POST /v1/proxy/vertex-ai/(*path)

path can be forwarded to the following endpoints:

/v1/{endpoint}:predict
- endpoint must be one of: chat-bison, code-bison, codechat-bison, text-bison, textembedding-gecko@003.

Common behavior

Request body is sent to AI providers as-is.
Request headers are filtered/replaced by AI Gateway accordingly e.g. Allow only accept, content-type, anthropic-version and filter out the rest. x-api-key is added.
Response body is returned to clients as-is.
Response headers are filtered/replaced by AI Gateway accordingly e.g. Allow only date, content-type, transfer-encoding and filter out the rest.
Response status is returned to clients as-is.
HTTP Streaming is supported.
if unsupported path is specified, AI Gateway responds with a 404 Not Found error.

Access control

Clients must send JWT issued by GitLab.com or Customer Dot.
- This JWT contains scopes that indicates the permissions given to the GitLab-instance. This scopes will vary per Duo subscription tier.
- To access these proxy endpoints, scopes must include one of: explain_vulnerability, resolve_vulnerability, generate_description, summarize_all_open_notes, summarize_submitted_review, generate_commit_message, summarize_review, fill_in_merge_request_template, analyze_ci_job_failure.
- Requests that do not meet the specified criteria will result in a 401 Unauthorized Access error.
Clients must send X-Gitlab-Feature-Usage headers in HTTP requests.
- This X-Gitlab-Feature-Usage header indicates the purpose of the API request.
- To access these proxy endpoints, X-Gitlab-Feature-Usage must be one of: explain_vulnerability, resolve_vulnerability, generate_description, summarize_all_open_notes, summarize_submitted_review, generate_commit_message, summarize_review, fill_in_merge_request_template, analyze_ci_job_failure.
- Requests that do not meet the specified criteria will result in a 401 Unauthorized Access error.
For logging, we add the value of X-Gitlab-Feature-Usage header in access logs in AI Gateway.
For metrics, we instrument the concurrent requests with ModelRequestInstrumentator and input/output tokens with TextGenModelInstrumentator in AI Gateway. It should be labled with X-Gitlab-Instance-Id, X-Gitlab-Global-User-Id and X-Gitlab-Feature-Usage.
For telemetry, we add Internal Event Tracking for each feature in GitLab-Rails. Alternatively, we could use the existing snowplow tracker in AI Gateway, which requires additional work for introducing an unified schema.

For futher access control improvement, see this issue.

Consequences

Experimental AI features are enabled on self-managed instances.
Stage groups can start working on improving the business logic of the feature.

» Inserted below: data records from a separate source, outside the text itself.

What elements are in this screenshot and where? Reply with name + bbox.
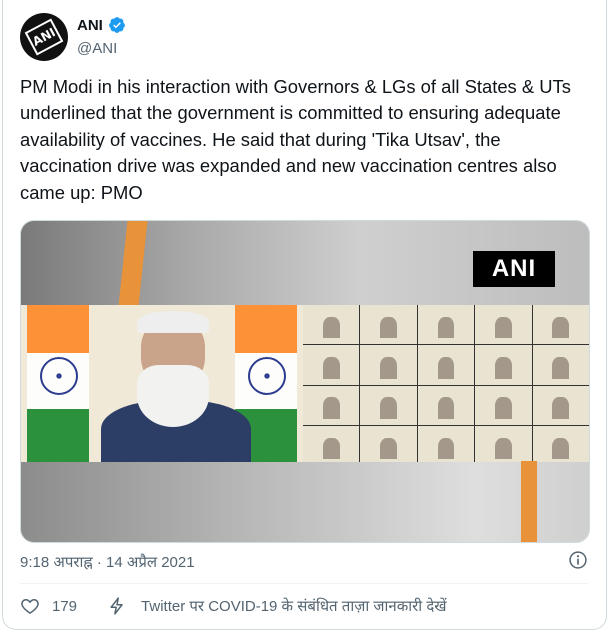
- author-handle[interactable]: @ANI: [77, 40, 117, 57]
- info-icon[interactable]: [568, 550, 588, 570]
- participant-tile: [360, 345, 417, 385]
- participant-tile: [417, 305, 475, 345]
- ani-watermark: ANI: [473, 251, 555, 287]
- participant-tile: [360, 385, 417, 425]
- author-name-row[interactable]: ANI: [77, 16, 126, 34]
- participant-tile: [303, 345, 360, 385]
- participant-tile: [417, 425, 475, 465]
- tweet-actions: 179 Twitter पर COVID-19 के संबंधित ताज़ा…: [20, 596, 447, 616]
- avatar-logo-text: ANI: [30, 25, 58, 49]
- speaker-hair: [137, 311, 209, 333]
- like-button[interactable]: 179: [20, 596, 77, 616]
- participant-tile: [360, 425, 417, 465]
- participants-grid: [303, 305, 589, 465]
- participant-tile: [417, 345, 475, 385]
- participant-tile: [303, 425, 360, 465]
- flag-left: [27, 305, 89, 465]
- participant-tile: [532, 305, 589, 345]
- like-count: 179: [52, 597, 78, 615]
- participant-tile: [303, 385, 360, 425]
- covid-link-text: Twitter पर COVID-19 के संबंधित ताज़ा जान…: [141, 598, 447, 615]
- participant-tile: [532, 345, 589, 385]
- chakra-icon: [40, 357, 78, 395]
- watermark-text: ANI: [491, 255, 537, 282]
- display-name[interactable]: ANI: [77, 17, 103, 34]
- chakra-icon: [248, 357, 286, 395]
- participant-tile: [475, 345, 532, 385]
- media-accent-stripe-bottom: [521, 461, 537, 542]
- participant-tile: [475, 305, 532, 345]
- covid-info-link[interactable]: Twitter पर COVID-19 के संबंधित ताज़ा जान…: [107, 596, 447, 616]
- participant-tile: [417, 385, 475, 425]
- tweet-text: PM Modi in his interaction with Governor…: [20, 76, 571, 203]
- participant-tile: [532, 385, 589, 425]
- participant-tile: [303, 305, 360, 345]
- tweet-timestamp[interactable]: 9:18 अपराह्न · 14 अप्रैल 2021: [20, 552, 195, 572]
- participant-tile: [475, 425, 532, 465]
- participant-tile: [475, 385, 532, 425]
- lightning-icon: [110, 597, 123, 615]
- speaker-beard: [137, 365, 209, 427]
- verified-badge-icon: [108, 17, 125, 33]
- participant-tile: [360, 305, 417, 345]
- speaker-video: [21, 305, 303, 465]
- avatar[interactable]: ANI: [20, 13, 68, 61]
- participant-tile: [532, 425, 589, 465]
- heart-icon: [21, 598, 39, 614]
- divider: [20, 583, 588, 584]
- tweet-media[interactable]: ANI: [20, 220, 590, 543]
- ani-logo-icon: ANI: [24, 18, 64, 56]
- media-background-bottom: [21, 462, 589, 542]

This proxy work can be worked in parallel.
Stage groups don't need to rush refactoring business logic in Python AI Gateway for GA release. They can take time post-GA.
We can detect abusers by checking X-Gitlab-Instance-Id, X-Gitlab-Global-User-Id and X-Gitlab-Feature-Usage in logs and metrics.
We can block abusers by gating the access at Cloud Connector LB (Cloud Flare) or AI Gateway middleware.